Limits of Vector Valued Functions

Question

For vector-valued functions of the form $\vec{r}(t)=x(t)\hat{i}+y(t)\hat{j}=(x(t),y(t))$, I learned that the derivative of this function is another vector valued function, $\vec{r'}(t)=\lim_{h\to0}\frac{(\vec{r}(t+h)-\vec{r}(t))}{h}=\lim_{h\to0}\frac{x(t+h)-x(t)}{h}\hat{i}+\lim_{h\to0}\frac{y(t+h)-y(t)}{h}\hat{j}=(x'(t),y'(t))$.
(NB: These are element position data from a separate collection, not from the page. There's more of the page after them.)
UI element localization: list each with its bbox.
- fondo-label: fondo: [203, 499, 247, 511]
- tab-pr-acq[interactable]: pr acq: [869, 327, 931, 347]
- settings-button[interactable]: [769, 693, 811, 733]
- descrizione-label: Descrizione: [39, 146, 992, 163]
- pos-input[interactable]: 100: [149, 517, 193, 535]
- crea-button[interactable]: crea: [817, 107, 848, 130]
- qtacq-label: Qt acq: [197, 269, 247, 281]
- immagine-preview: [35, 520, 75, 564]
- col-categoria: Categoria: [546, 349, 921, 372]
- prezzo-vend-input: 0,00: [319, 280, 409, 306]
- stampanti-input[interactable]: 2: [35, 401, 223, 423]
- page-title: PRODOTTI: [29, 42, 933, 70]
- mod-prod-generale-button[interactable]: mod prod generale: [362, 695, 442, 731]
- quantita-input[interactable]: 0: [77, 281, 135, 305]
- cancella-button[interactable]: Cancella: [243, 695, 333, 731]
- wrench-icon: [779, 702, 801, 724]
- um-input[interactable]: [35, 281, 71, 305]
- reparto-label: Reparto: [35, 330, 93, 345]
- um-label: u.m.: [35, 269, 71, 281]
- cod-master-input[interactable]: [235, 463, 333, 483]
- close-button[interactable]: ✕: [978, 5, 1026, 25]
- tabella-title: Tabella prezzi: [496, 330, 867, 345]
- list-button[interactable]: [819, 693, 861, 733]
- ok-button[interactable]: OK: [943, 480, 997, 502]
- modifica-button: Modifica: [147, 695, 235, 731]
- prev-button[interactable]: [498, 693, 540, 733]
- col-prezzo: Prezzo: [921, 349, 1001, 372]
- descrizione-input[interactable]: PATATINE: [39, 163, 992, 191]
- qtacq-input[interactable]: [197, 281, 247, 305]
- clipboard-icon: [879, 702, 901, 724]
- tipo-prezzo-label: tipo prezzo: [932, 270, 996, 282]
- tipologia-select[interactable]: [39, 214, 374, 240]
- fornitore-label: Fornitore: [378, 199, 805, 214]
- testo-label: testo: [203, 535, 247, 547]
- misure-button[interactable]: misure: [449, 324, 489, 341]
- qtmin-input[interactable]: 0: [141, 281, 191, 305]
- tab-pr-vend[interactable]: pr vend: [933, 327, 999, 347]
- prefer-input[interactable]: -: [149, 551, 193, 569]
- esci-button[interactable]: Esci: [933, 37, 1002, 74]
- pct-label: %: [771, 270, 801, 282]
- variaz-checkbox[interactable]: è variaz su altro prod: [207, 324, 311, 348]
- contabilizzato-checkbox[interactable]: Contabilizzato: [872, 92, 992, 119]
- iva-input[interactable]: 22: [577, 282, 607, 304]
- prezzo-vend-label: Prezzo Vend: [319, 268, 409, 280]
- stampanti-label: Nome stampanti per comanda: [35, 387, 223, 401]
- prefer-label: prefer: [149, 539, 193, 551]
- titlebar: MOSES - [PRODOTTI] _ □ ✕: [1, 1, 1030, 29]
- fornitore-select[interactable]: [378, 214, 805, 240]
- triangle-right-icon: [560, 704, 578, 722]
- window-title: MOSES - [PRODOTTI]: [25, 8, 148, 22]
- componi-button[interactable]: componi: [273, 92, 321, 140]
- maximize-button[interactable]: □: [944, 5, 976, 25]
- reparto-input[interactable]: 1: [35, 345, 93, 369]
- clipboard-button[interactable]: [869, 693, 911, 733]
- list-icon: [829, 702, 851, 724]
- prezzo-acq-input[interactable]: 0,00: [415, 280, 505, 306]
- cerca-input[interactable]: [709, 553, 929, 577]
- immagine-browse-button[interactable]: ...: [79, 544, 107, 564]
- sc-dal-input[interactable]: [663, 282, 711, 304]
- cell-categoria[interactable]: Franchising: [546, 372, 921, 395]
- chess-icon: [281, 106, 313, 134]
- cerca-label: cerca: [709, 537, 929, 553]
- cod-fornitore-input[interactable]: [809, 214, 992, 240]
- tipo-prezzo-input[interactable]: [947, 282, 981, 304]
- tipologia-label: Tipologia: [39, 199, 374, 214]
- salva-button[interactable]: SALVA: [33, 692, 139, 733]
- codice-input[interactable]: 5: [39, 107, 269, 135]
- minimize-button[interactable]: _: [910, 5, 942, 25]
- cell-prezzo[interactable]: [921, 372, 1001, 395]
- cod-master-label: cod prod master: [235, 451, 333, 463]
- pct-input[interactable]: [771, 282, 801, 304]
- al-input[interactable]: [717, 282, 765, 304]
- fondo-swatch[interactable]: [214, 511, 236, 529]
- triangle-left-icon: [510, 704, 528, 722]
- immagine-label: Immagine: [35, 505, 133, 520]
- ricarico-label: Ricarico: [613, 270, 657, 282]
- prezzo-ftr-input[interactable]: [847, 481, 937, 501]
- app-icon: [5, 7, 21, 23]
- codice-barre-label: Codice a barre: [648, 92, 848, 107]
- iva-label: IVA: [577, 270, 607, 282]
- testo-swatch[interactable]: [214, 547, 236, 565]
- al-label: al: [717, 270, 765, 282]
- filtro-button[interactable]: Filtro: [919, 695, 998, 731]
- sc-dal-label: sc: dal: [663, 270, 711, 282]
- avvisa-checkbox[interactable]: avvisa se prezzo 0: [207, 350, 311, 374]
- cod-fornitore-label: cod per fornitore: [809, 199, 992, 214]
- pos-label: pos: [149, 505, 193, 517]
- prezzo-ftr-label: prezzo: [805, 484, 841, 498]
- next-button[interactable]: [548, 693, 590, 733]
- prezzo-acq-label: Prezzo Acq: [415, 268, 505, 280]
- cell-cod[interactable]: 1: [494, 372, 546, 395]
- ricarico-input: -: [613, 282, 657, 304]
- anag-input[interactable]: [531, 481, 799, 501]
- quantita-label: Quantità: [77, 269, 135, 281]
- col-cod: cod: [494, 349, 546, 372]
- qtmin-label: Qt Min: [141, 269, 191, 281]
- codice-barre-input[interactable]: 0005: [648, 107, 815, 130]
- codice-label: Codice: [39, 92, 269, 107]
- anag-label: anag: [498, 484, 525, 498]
Is the limit of a vector-valued function as the parameter approaches some value defined to be the limit of each of its components as the parameter approaches that value, or is there a definition for these limits that's similar to the epsilon-delta definition of limits that's used for single variable functions?

Answer 1

You can use the Euclidean norm.

Definition of $\lim_{(x,y) \to (x_0, y_0)} (f(x), g(y)) = (a,b)$:

For any $\epsilon > 0$ there exists $\delta$ such that if $(x,y)$ satisfies $\sqrt{(x-x_0)^2 + (y-y_0)^2} < \delta$, then $\sqrt{(f(x)-a)^2 + (g(y)-b)^2} < \epsilon$.

In finite dimensions, the choice of Euclidean norm is arbitrary, since all norms are equivalent.